From left: Residents Maria Patanwala and Fabiola Molina join colleagues in rallying against changes to the public charge rule.

From left: Residents Maria Patanwala and Fabiola Molina join colleagues in rallying against changes to the public charge rule.

When he reviews the list of patients assigned to him in clinic each day, Internal Medicine resident Doug Jacobs, MD, MPH, begins to worry—but not about whether he can determine the correct diagnosis or treatment plan. As he cares for immigrant patients with complex health care needs, Jacobs fears their next visit might be their last at the Brigham.

That’s because proposed changes to a federal process known as the public charge rule threaten to affect the legal status of documented immigrants who access public benefits, including health care and food assistance programs.

When the government defined a “public charge” in 1999, the use of most public benefits was excluded from this determination. Changes proposed by the Trump administration this fall are expected to have widespread effects that could scare immigrants into declining benefits.

Jacobs, founder and first president of the Brigham’s House Staff Council, was among those in the Brigham community who voiced their opposition on the issue during a rally to support the Brigham’s immigrant patients, families and staff on Dec. 4.

Organized by residents, the event brought together Brigham Health leadership, clinicians, researchers, trainees and staff, who held posters declaring, “We stand with immigrants,” and chanted, “No to public charge!” in the Fish Rotunda at 15 Francis St.

“The choice between immigration status and insulin is a false dichotomy created by our government to torment our nation’s most vulnerable immigrants,” Jacobs told attendees. “This is not who we are at the Brigham, and this is not who we are in America.”

Historically, documented noncitizen immigrants, such as those with student or work visas, have been subjected to the public charge determination. This process allows the government to assess how likely an individual is to become dependent on the government for subsistence, and it uses this information to influence immigration decisions. Immigrants labeled as a “public charge” can be denied lawful permanent resident status (green cards) or entry into the U.S.

In the past, only cash-assistance programs like Temporary Assistance for Needy Families and Supplemental Security Income have counted toward the public charge designation. However, drastic changes have been proposed to expand the definition to encompass most public benefits—including Medicaid, the Supplemental Nutrition Assistance Program, Medicare Part D and housing assistance. If the rule is amended, an immigrant’s eligibility to obtain a green card could be jeopardized if he or she accesses these public benefits.
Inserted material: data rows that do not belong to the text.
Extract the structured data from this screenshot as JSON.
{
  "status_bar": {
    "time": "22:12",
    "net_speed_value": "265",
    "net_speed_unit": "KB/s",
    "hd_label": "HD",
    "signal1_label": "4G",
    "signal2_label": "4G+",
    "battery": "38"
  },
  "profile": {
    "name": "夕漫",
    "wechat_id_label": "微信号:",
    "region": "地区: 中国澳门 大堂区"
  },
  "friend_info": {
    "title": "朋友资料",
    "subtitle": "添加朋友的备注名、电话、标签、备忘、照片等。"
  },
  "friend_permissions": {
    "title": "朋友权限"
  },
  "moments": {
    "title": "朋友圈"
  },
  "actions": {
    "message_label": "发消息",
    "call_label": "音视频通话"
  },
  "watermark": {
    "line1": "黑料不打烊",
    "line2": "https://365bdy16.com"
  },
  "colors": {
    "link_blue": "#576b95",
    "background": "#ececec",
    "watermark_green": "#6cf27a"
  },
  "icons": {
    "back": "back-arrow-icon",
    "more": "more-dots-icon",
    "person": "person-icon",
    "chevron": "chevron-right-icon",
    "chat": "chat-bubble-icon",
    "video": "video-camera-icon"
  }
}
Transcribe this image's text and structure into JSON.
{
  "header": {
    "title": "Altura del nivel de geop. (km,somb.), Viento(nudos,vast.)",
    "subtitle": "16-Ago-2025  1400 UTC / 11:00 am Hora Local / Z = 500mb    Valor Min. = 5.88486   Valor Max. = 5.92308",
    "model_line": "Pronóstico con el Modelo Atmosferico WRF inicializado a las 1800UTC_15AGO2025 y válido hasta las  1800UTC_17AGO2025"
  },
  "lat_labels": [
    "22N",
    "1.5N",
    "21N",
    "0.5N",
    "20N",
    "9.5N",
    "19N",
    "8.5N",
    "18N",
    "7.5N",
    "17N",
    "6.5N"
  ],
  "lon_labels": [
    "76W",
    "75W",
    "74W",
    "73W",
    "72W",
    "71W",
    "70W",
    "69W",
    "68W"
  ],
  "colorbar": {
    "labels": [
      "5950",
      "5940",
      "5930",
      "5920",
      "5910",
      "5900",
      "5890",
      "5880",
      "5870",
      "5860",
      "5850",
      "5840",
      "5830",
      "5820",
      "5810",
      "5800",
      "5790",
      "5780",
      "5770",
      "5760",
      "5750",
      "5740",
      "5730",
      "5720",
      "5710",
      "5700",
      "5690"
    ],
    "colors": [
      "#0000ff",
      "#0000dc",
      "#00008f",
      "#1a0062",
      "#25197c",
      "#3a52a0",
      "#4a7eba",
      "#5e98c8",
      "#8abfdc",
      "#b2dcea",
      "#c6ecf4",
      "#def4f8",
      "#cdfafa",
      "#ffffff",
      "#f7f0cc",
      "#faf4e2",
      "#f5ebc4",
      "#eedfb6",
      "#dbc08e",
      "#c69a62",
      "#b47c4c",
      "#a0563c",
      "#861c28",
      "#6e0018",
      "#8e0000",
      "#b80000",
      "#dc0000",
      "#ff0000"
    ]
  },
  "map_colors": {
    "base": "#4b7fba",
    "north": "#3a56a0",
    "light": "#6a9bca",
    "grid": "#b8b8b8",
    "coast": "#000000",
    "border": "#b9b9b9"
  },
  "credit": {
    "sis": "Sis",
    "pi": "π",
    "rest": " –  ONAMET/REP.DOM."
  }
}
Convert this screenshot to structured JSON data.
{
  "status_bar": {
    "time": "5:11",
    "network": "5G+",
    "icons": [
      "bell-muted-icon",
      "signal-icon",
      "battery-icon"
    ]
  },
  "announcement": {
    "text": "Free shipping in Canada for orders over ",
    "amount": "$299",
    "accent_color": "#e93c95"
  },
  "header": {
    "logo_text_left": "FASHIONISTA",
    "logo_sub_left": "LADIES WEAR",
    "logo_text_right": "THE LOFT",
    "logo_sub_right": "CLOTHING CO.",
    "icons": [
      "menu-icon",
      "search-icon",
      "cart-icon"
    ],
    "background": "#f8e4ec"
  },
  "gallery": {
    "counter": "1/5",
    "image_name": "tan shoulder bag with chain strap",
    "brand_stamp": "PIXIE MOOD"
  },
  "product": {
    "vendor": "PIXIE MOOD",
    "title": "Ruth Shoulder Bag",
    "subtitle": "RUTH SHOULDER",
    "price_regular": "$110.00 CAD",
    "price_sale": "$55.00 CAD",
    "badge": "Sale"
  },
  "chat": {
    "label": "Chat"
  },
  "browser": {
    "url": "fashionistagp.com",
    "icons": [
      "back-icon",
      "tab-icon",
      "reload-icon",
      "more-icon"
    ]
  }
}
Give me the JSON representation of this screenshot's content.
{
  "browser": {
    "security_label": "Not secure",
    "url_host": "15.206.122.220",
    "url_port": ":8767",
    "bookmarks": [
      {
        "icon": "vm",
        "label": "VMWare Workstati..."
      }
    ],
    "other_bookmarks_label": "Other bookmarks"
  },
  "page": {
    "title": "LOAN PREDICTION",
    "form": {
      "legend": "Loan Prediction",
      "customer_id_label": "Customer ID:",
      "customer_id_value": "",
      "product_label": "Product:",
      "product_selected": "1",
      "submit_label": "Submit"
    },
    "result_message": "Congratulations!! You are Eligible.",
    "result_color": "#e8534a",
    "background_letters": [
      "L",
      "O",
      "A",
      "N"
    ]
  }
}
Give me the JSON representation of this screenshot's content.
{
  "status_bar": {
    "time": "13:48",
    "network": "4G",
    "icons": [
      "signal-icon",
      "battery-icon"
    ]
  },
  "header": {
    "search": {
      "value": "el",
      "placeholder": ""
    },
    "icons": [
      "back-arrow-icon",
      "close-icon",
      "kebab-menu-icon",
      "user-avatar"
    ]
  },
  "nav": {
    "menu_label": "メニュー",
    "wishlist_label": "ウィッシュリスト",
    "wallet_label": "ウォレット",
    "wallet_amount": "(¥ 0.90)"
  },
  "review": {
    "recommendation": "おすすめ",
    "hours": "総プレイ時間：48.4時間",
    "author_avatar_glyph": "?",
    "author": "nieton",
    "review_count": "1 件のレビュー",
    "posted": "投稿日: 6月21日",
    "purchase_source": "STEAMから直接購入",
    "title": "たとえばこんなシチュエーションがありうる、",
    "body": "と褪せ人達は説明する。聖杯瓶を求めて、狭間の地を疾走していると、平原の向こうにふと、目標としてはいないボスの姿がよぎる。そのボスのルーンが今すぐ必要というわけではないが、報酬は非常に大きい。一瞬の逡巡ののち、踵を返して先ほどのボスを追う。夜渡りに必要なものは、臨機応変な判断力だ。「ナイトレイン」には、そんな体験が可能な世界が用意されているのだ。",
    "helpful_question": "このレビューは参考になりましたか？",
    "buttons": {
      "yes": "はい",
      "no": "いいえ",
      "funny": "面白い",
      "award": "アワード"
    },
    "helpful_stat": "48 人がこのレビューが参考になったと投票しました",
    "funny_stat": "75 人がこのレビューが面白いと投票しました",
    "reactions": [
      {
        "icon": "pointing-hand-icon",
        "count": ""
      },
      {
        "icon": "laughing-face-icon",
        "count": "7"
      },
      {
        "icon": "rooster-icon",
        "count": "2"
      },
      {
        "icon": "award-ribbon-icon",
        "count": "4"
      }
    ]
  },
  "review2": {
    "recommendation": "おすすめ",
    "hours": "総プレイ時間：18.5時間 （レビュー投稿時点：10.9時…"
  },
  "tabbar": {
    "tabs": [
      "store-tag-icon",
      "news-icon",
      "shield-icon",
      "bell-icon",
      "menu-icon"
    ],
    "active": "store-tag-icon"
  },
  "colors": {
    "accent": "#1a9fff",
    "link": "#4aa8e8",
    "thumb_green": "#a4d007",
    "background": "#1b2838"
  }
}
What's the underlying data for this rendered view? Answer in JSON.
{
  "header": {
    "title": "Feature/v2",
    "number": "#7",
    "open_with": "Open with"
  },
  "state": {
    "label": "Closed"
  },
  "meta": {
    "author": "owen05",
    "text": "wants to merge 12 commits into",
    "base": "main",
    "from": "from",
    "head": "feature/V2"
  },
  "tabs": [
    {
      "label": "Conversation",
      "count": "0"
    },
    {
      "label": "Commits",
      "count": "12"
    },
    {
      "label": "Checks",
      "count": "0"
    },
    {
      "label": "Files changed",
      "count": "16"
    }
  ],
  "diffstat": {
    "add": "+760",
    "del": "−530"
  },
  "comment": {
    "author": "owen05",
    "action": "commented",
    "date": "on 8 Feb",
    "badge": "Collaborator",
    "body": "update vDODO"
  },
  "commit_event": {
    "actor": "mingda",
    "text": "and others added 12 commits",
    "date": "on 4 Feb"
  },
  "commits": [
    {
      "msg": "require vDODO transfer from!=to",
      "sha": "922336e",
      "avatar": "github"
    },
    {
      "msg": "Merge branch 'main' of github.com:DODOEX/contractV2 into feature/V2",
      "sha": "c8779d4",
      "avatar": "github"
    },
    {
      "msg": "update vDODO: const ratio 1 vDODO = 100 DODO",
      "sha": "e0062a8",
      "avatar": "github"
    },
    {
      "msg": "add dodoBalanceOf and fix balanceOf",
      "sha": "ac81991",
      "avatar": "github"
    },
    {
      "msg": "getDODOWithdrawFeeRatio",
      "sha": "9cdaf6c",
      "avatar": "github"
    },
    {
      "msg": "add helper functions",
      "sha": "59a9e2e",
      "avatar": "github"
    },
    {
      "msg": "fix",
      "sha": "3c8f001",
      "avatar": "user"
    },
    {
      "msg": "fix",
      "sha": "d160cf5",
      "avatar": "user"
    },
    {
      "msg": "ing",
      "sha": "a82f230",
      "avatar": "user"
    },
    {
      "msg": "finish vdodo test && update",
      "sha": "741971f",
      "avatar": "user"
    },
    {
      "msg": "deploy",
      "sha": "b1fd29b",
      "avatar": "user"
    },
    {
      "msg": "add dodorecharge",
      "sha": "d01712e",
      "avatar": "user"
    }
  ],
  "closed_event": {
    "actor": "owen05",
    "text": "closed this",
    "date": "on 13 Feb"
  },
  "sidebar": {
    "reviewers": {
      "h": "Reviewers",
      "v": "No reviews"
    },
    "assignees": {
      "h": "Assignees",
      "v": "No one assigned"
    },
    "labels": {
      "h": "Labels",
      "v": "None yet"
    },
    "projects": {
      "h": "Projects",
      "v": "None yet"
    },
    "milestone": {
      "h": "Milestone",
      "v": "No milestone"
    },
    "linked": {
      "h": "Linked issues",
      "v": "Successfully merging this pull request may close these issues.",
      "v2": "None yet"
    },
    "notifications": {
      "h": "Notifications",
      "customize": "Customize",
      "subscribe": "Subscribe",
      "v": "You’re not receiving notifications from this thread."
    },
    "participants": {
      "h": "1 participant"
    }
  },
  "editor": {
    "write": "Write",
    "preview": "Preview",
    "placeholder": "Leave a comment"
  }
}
Brigham Health President Betsy Nabel, MD, expressed her firm opposition to the proposed changes both personally and as a physician, noting that she will submit a formal public comment on behalf of the Brigham to the Department of Homeland Security.

“We have always believed that access to health care is a basic human right. That’s been part of our values since our doors opened in 1913,” she said. “We also take pride in that we are an organization that welcomes everyone, and I want to underline and underscore ‘everyone.’”

Nawal Nour, MD, MPH, chief diversity and inclusion officer for faculty, trainees and students at Brigham Health, said that as an obstetrician and gynecologist, she has seen firsthand how the current political climate has distressed immigrant patients.

“‘Now what?’ is a question that many of my patients have been asking recently,” said Nour, who also serves as director of both the Ambulatory Obstetrics practice and the African Women’s Health Center at the Brigham. “It’s not, ‘Now what’s wrong with me?’ or, ‘Now what should I be doing with my medication?’ It’s, ‘Now what else is going to happen to us?’”

Reflecting on a recent appointment with a Somali patient who is pregnant, Nour said she worries about this growing distrust influencing how immigrant patients view the health care system.

“Here’s my real concern: If immigrant families lose confidence in us because of continued actions taken by this administration, already well-documented racial and ethnic disparities in care could be even further exacerbated,” she said. “We have worked so hard to achieve culturally competent care here at Brigham and Women’s Hospital. We now must go that extra mile to assure them of our commitment to them and their families, and that they should feel safe here—that they belong.”

Nabel thanked residents and attendees for demonstrating their support at the rally, urging everyone to continue making their voices heard before the public comment period ends on Monday, Dec. 10.